To transform the international intellectual property system from a permissive to prescriptive regime the Agreement on Trade-Related Intellectual Property Rights (TRIPS) was signed by group of nations. Negatively impacting social goals by increasing the cost of medicines and other essential products, it has led to reduction in the ability of nations to supply public goods like healthcare and nutrition. TRIPS has significantly impacted access to life-saving pharmaceuticals in developing nations,especially those who are frequently hit by pandemics and has inadequate or no pharmaceutical manufacturing capabilities. The TRIPS agreement aims to promote innovation, technology exchange, and to protect and uphold intellectual property rights. However, it has been criticized by developing countries for its plan to increase drug prices and deny access to medicines to the general population.There are no requirements specified by TRIPS for patentability other than requirements that an innovation should be novel, obscure, and useful in industry. Compliance with TRIPS is now a necessity rather than an option, and the sufferings of developing and underdeveloped nations continue despite the existence of such a framework.
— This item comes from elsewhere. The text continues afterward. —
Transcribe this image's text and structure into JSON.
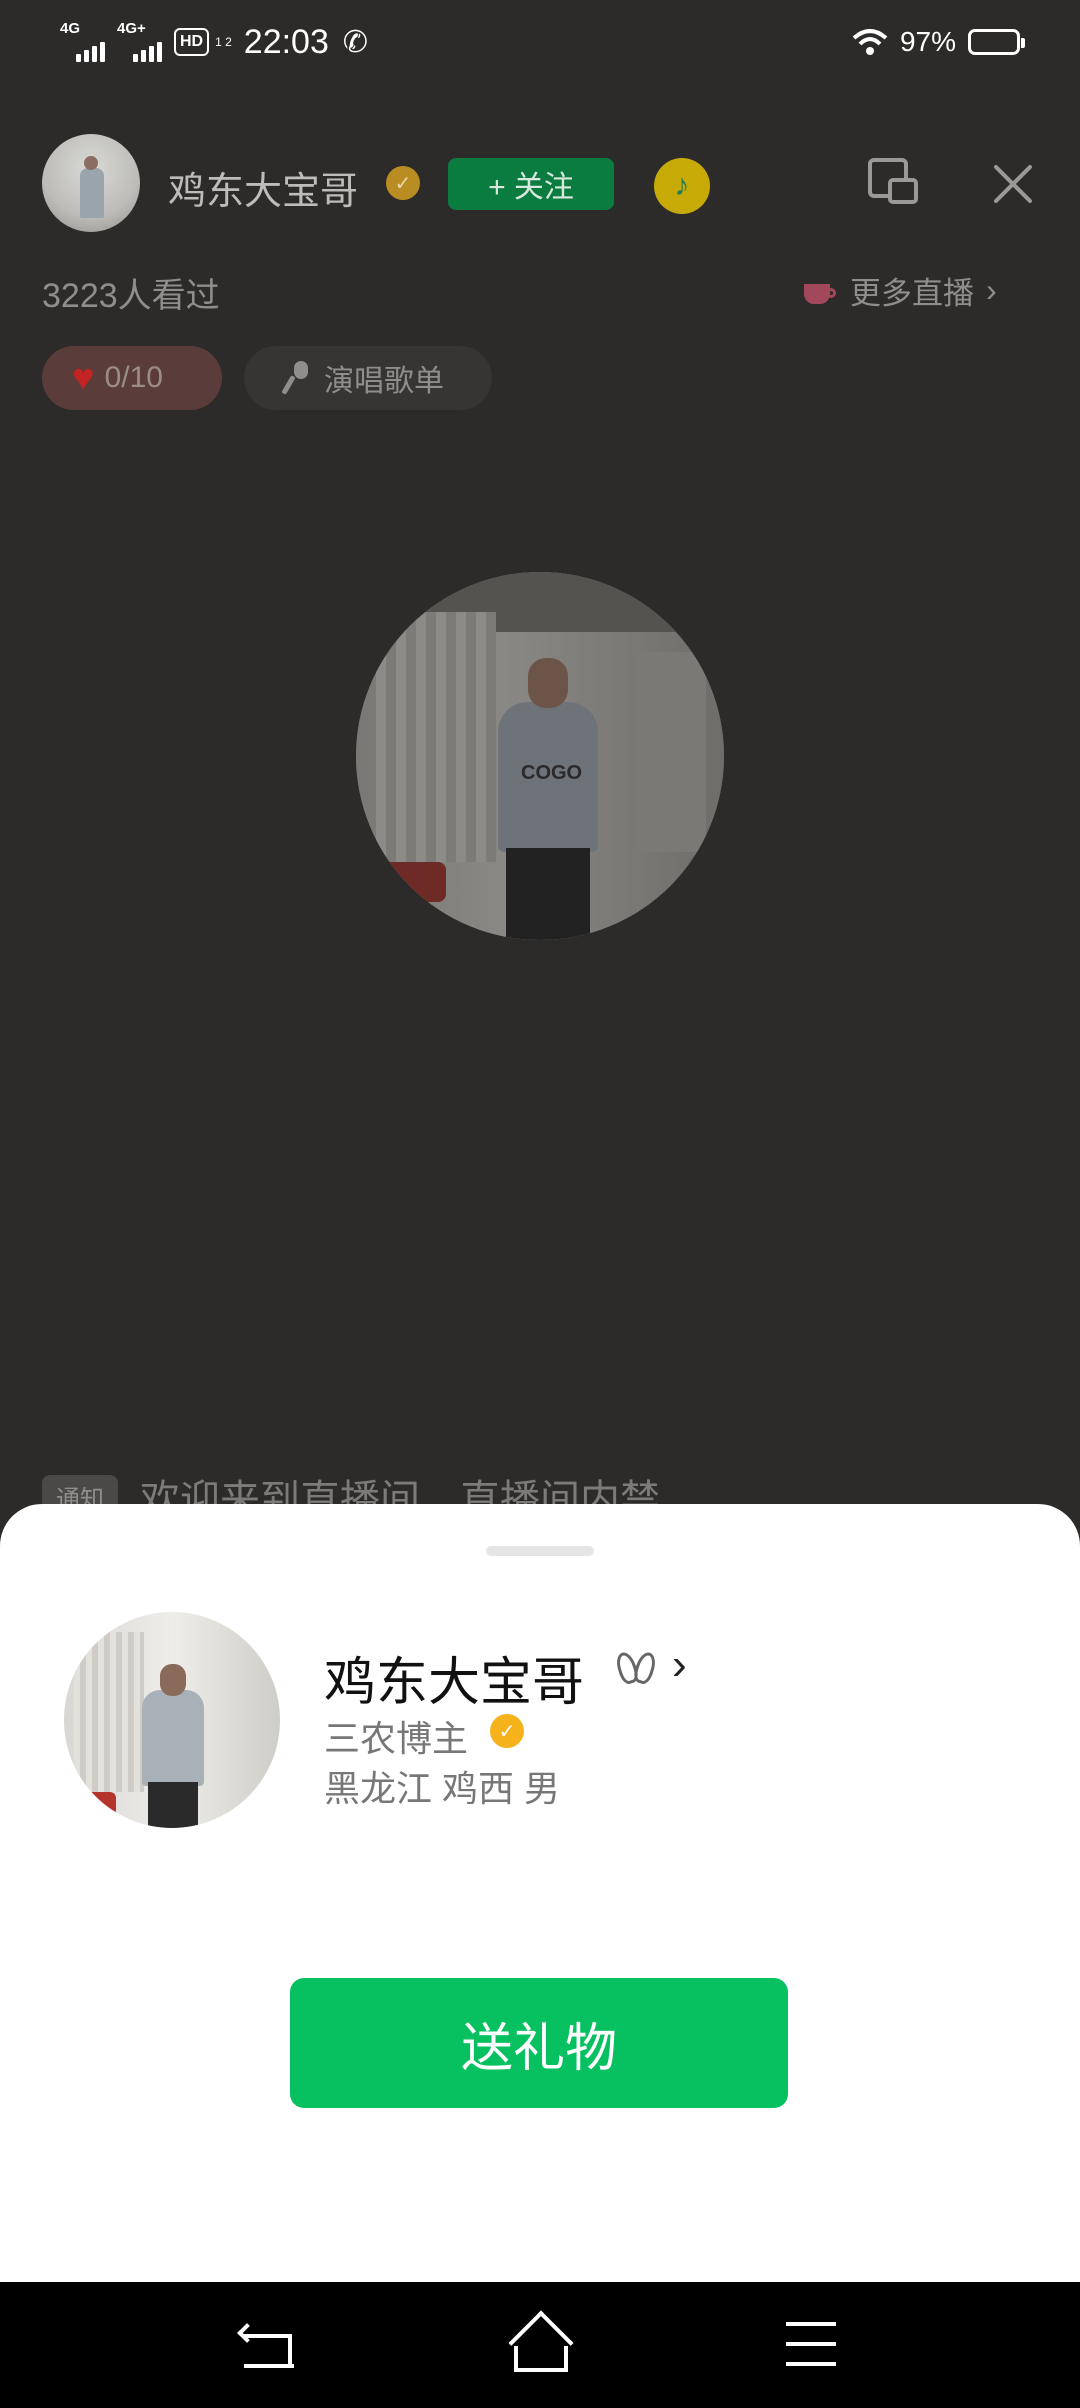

In terms of production volume, India has a large number of pharmaceutical companies and a complex patent system. However, these patents’ structure can be ambiguous and make it difficult for businesses to supply life-saving medications. In country with a large population living in poverty and high health costs, the government must address the healthcare emergency with inadequate affordability, availability, and access to drugs.Initiatives such as compulsory licensing and equal exchange approaches are being taken to make basic medications more affordable for citizens.The right to life,is guaranteed by Article 21 of the Constitution, which includes right to health as well, where access to medical treatment is important. Pharmaceutical patents play an important role in ensuring access to medications and maintaining health. A fully functional patent system could lower consumer prices by fostering healthy industry competition for patented goods.
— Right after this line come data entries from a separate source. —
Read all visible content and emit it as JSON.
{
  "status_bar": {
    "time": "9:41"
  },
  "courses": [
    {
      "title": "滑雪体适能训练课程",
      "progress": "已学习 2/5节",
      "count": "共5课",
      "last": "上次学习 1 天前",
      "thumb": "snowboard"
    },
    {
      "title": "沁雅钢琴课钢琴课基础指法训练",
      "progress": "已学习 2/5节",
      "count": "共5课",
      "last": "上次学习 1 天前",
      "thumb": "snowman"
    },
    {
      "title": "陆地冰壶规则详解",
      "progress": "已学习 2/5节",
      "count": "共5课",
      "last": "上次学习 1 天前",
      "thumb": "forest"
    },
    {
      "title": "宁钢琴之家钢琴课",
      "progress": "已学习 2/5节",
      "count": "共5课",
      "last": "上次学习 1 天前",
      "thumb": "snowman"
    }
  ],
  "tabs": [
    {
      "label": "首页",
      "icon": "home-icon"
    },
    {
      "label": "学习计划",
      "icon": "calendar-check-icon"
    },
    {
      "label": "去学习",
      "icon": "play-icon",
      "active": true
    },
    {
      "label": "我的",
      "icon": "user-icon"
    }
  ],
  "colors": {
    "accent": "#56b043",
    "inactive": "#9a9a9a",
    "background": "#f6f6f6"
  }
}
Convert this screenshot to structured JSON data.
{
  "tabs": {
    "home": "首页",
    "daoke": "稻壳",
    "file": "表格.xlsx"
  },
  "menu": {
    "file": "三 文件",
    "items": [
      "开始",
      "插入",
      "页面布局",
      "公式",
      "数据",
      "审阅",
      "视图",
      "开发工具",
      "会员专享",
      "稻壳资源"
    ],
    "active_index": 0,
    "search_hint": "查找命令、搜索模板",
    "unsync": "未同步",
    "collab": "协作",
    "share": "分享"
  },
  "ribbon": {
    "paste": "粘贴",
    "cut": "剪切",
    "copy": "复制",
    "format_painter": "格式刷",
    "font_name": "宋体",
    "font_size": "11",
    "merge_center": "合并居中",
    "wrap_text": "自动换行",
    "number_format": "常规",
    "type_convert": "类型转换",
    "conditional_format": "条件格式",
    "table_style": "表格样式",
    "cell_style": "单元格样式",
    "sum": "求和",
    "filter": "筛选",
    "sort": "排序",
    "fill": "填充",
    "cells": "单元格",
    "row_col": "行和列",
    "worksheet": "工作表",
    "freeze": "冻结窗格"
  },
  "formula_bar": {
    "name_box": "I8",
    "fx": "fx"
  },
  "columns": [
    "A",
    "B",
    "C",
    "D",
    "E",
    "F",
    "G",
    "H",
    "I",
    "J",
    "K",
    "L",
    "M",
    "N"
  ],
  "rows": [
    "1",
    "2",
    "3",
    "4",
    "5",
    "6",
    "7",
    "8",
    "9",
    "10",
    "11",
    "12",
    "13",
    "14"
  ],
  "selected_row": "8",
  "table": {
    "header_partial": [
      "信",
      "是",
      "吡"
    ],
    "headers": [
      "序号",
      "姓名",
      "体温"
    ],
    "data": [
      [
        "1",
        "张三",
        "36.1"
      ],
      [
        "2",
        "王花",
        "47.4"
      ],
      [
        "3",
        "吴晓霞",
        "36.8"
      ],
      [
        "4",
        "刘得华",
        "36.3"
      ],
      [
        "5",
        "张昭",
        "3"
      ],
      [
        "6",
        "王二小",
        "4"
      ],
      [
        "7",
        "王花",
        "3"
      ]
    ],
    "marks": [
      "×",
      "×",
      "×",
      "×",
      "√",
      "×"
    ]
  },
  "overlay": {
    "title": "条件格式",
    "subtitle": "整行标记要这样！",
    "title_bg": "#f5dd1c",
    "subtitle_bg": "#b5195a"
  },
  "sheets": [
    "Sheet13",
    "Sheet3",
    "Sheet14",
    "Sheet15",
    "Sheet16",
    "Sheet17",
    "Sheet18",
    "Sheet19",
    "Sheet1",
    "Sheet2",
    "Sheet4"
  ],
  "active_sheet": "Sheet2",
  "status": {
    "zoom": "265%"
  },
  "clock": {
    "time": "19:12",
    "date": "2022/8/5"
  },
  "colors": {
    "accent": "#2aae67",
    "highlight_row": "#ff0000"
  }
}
The right to health is fundamental right which is vital for the enjoyment of right to life and other liberties. However, the pharmaceutical industry has been excessively eager to make patent protection tougher, which conflicts with the TRIPS regime. The TRIPS regime aims to promote financial and social welfare. Presently, there are only a few examples of effective practices are being implemented by large pharmaceutical companies working in collaboration with NGOs to improve the access to medications. It is essential to use compulsory licensing and standard competition alternatives, to achieve the balance between the pharmaceutical monopolies and right to health. India, is significant member to the TRIPS Agreement, and has a robust generic medication industry and low healthcare costs, making compulsory licensing necessary.
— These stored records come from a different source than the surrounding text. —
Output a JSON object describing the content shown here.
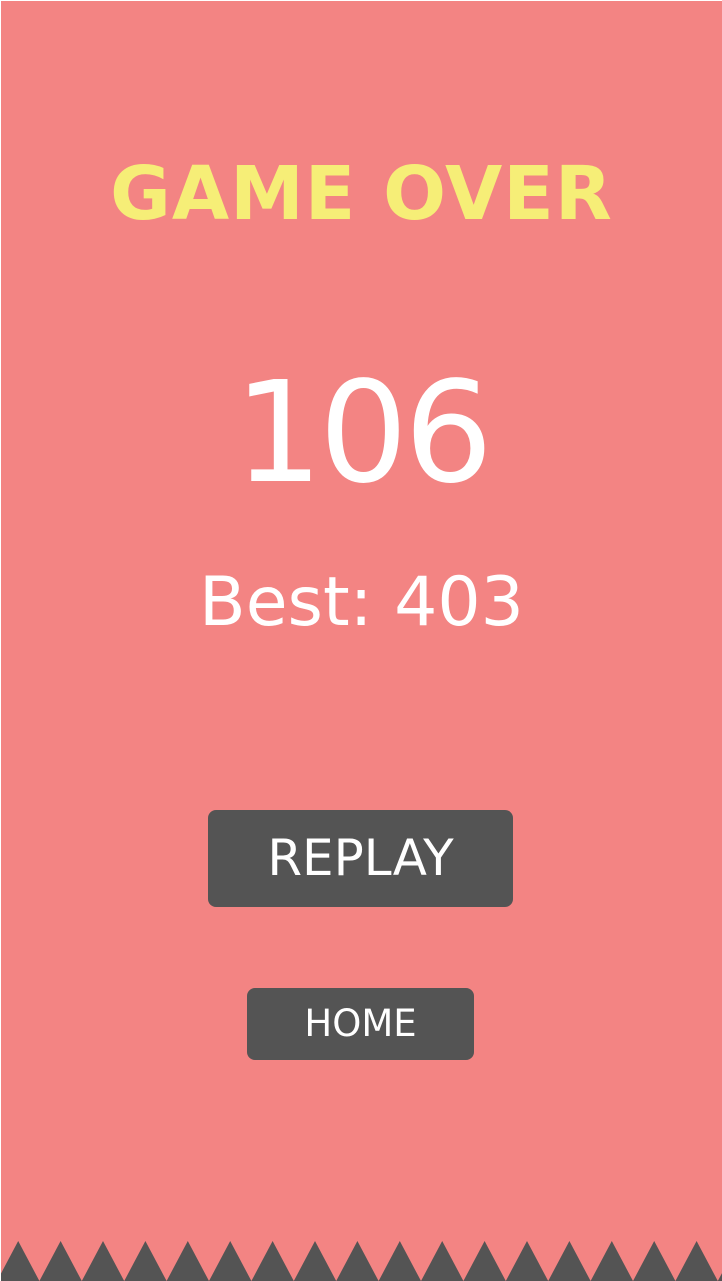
{
  "game_over": {
    "title": "GAME OVER",
    "score": "106",
    "best_label": "Best: 403"
  },
  "buttons": {
    "replay_label": "REPLAY",
    "home_label": "HOME"
  },
  "colors": {
    "background": "#f38483",
    "title": "#f6ee77",
    "button": "#545454",
    "spikes": "#545454",
    "text": "#ffffff"
  },
  "decorations": {
    "spikes": "spike-row-hazard"
  }
}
However, some solutions have not resulted in substantial achievements in this field. The availability of alternative to prescription can influence the price of medicines,but it is not the only determinant.The market exclusivity granted by the government can encourage innovative thinking and creation of new, better and healthier treatments.This can lead to cost reduction by forging effective ties between the patent owner or creator and other parties involved in the manufacturing and licensing of pharmaceuticals.


The Indian patents law aims to balance between common people and inventors, allowing them the protection to their wide range of pharmaceutical products.The item patent system ensures access to essential healthcare for a larger portion of the population.India grants access to life-saving pharmaceuticals products at reasonable rates, as the financial interests of major pharmaceutical industries are involved. Patents can be used as a tool for organizations which lacks manufacturing or marketing skills to transfer technology,allowing them to advertise their protected goods and processes to strangers.Patent protection should not solely focus on financial gain, and inventions should serve humanity, especially in healthcare.